What does it mean to rethink cinema from an ontological perspective? It means acknowledging the different ontologies operating in cinema, and the very different functionalities they allow. Mriganka Madhukaillya’s work as an artist and theorist takes up this challenge, employing the beliefs and practices of indigenous cultures from Assam, the region of India where he comes from, to interrogate Western modes of cinematic production and the wider structures that enforce their dominance.
Mriganka will present his film Invocation (2015), which was commissioned by the British Museum to investigate the Vrindabani Vastra, an Assamese textile woven the seventeenth century depicting illustrations of Lord Krishna’s childhood in over 9 meters of length. Rather than investigating these images, the film acts as an invocation, calling the illustrations of Lord Krishna’s childhood on the textile into the present in order to propose an alternative, but nevertheless viable world. Invocation draws on the mythologies and ritual performance practices woven into the Vrindabani Vastra in order to utilize them in and against contemporary technologies, seeking to connect them to the affective methodologies of our cybernetic world. Two important aspects of the vision of the future offered by Vrindabani Vastra are social change based on inclusion and religious syncretism, and the central role of a participatory and experimental performance practice in invoking the holy. The Vrindabani Vastra was central to this happening: in the process of weaving, as a hanging piece in the holy space, and in the performances that activated it through dances and rituals, in which both participants and spectators could experience a reconfiguration of their social and religious lives.

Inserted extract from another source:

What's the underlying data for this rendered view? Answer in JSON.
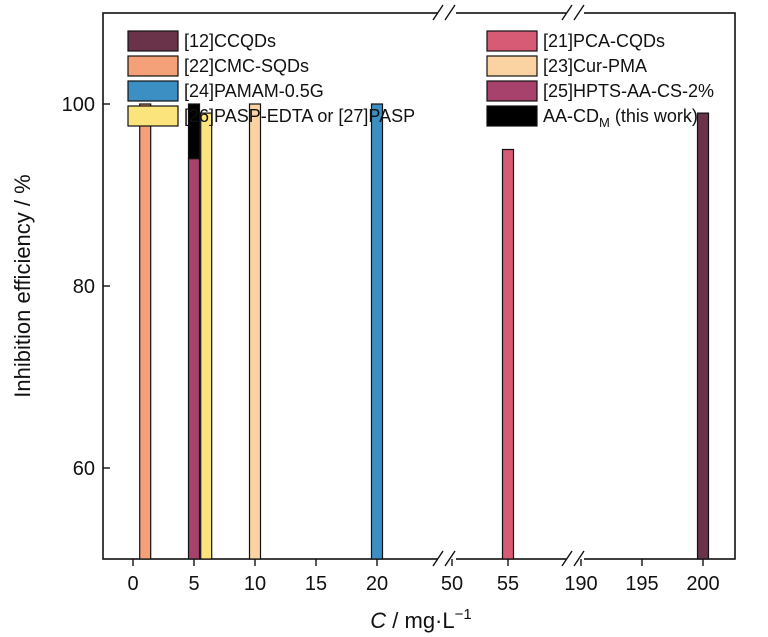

In conversation with the philosopher Stephen Zepke, Mriganka will discuss about the ways in which the truths and dreams of indigenous ontologies can be invoked through contemporary cinema in order to reanimate, and redirect our bodies and minds, drawing also on Zepke’s own work on the sublime in contemporary art and cinema.
Mriganka Madhukaillya is an artist and film-maker. Originally invested in documentary film work, as well as public events aimed at reviving a redundant space for discourse in India’s Northeast, Mriganka started developing projects with Desire Machine Collective and Periferry, which in time brought international attention to the singularity of the region. He is an assistant professor of New Media Technology and Cinema, as well as the founder of the Media Lab within the Department of Design at the Indian Institute of Technology, Guwahati.
With a background in quantum mechanics and communication design, he has conducted research and taught at universities worldwide. He was a DAAD visiting professor at Merz Akademie, Stuttgart in 2019, and a visiting professor at the China Academy of Arts in Hangzhou in 2016-17. He is currently a member of the research networks Biopolitica, and Substantial Motion Research Network (initiated by Prof. Laura Marks and Prof. Azadeh Emadi). At present, Mriganka is developing the research and design studio Forest Cybernetics, whose main project is the pedagogical lab Library in the forest.
Stephen Zepke is an Independent Researcher based in Vienna. His research focusses on the intersections of philosophy, politics and contemporary art. His recent books include the collected volume Violence and Resistance, Art and Politics in Colombia (2023, edited with Nicolas Alvarado Castilla), Towards a New ‘New Brutalism’, Wandering Around Robin Hood Gardens (2022), Head in the Stars, Essays on Science Fiction (2020), La Sensación Más Allá de Los Límites, Ensayos sobre arte y política (2019), and Sublime Art; Towards an Aesthetics of the Future (2017).